Le cahier Livres de Libédossier
Le mangaka célèbre 45 ans d’une carrière prolifique à Angoulême.
(Casterman 2014-2015)
publié le 28 janvier 2015 à 17h16

Jirô Taniguchi aime Angoulême, et Angoulême le lui rend bien. Invité d'honneur de cette édition du festival, le mangaka préféré des Français fête ses 45 ans de carrière avec l'art et la manière : une expo rétrospective au vaisseau Mœbius et un feu d'artifice de nouvelles publications. Une sorte de canonisation pour le premier Nippon à avoir remporté un prix ici. Alph-art du meilleur scénario en 2003 pour Quartier lointain, il a aussi été récompensé par le prix du meilleur dessin en 2005 pour le Sommet des dieux.

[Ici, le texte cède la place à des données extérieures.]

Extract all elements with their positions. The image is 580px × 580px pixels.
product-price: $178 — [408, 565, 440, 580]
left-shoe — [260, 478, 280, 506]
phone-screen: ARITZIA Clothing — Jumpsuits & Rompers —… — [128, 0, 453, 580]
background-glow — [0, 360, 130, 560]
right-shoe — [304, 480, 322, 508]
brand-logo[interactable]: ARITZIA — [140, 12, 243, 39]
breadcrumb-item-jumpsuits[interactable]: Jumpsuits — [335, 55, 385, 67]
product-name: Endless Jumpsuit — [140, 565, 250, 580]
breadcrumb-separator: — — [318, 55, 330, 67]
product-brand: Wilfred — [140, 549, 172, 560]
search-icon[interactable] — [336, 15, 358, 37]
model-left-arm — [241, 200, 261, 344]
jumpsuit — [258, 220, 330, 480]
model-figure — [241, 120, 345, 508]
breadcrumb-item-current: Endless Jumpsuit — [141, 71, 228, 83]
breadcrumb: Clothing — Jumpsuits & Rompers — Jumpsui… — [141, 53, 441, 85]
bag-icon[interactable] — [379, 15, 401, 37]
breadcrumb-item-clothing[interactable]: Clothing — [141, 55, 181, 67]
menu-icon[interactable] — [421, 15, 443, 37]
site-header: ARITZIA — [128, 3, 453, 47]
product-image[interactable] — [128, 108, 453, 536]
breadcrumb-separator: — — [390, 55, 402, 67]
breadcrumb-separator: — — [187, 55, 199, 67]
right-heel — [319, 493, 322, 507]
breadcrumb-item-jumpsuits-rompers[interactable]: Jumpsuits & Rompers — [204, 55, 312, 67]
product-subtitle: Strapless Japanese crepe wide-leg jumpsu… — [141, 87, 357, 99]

Déambulation. Dès ses premiers pas en France, au début des années 90, Taniguchi s'est imposé comme un maître du récit intimiste et contemplatif, à l'image de L'homme qui marche, déambulation sans dialogue d'un flâneur solitaire dans les ruelles et les parcs d'une banlieue ordinaire. Un livre qui serait au manga ce que l'image-temps est à l'image-mouvement chez Deleuze. La tendance à l'effacement des personnages devant les paysages découle de la sensibilité shintoïste de l'auteur pour le caractère sacré de la nature. Cette nécessaire humilité de l'homme face aux animaux et aux éléments se retrouve notamment dans les nouvelles qui composent l'Homme de la toundra.

Jirô Taniguchi est connu pour avoir produit près de 15 000 pages dans sa carrière. La trentaine de titres traduits en français ne constitue que la partie émergée de l'iceberg, principalement sa période de maturité. Car du début des années 70 à la fin des années 80, le mangaka s'est essayé à tous les genres, avec un goût prononcé pour l'image-mouvement. Le polar avec Trouble is my business, le western avec Seton, le catch sanglant avec Garôden, sans compter quelques publications érotiques et des one-shots échevelés inconnus en France.

Heureuse idée, donc, que cette rétrospective invitant les lecteurs, novices ou confirmés, à une traversée approfondie de son œuvre. Clin d'œil du destin, l'Homme qui rêve investit les cimaises du bâtiment d'Angoulême qui porte le nom du dessinateur fétiche de Taniguchi : Mœbius alias Jean Giraud. «Le parcours de l'exposition est conçu comme une déambulation», explique Nicolas Finet, son commissaire. Le visiteur navigue à sa guise entre trois axes thématiques ouverts : la nature, le temps et les personnages. A quoi s'ajoutent «deux modules», l'un sur le rapport à la nourriture dans le Gourmet solitaire, l'autre sur la collaboration Taniguchi-Mœbius pour Icare. L'espace de la mezzanine fait place aux dernières publications de l'auteur.

Musée. Quatre livres sont sortis en France depuis juin 2014. Dans la veine contemplative, un carnet de voyage à Venise, à tirage limité, transforme l'homme qui marche en touriste compilant des aquarelles chatoyantes. La minutie avec laquelle Taniguchi reproduit les architectures se manifeste pleinement dans les Gardiens du Louvre, récit onirique d'une visite à travers le temps et l'espace au musée. Autre commande, exécutée avec plus de liberté, Elle s'appelait Tomoji retrace la vie d'une jeune fille dans le Japon rural du début du XXe siècle. On y retrouve les thèmes de prédilections du maître. Enfin, les Contrées sauvages rassemble en deux tomes une quinzaine de nouvelles animalières publiées au Japon entre 1975 et 1986, offrant un aperçu fascinant du mélange de contemplation et d'action qui caractérisait Taniguchi à ses débuts.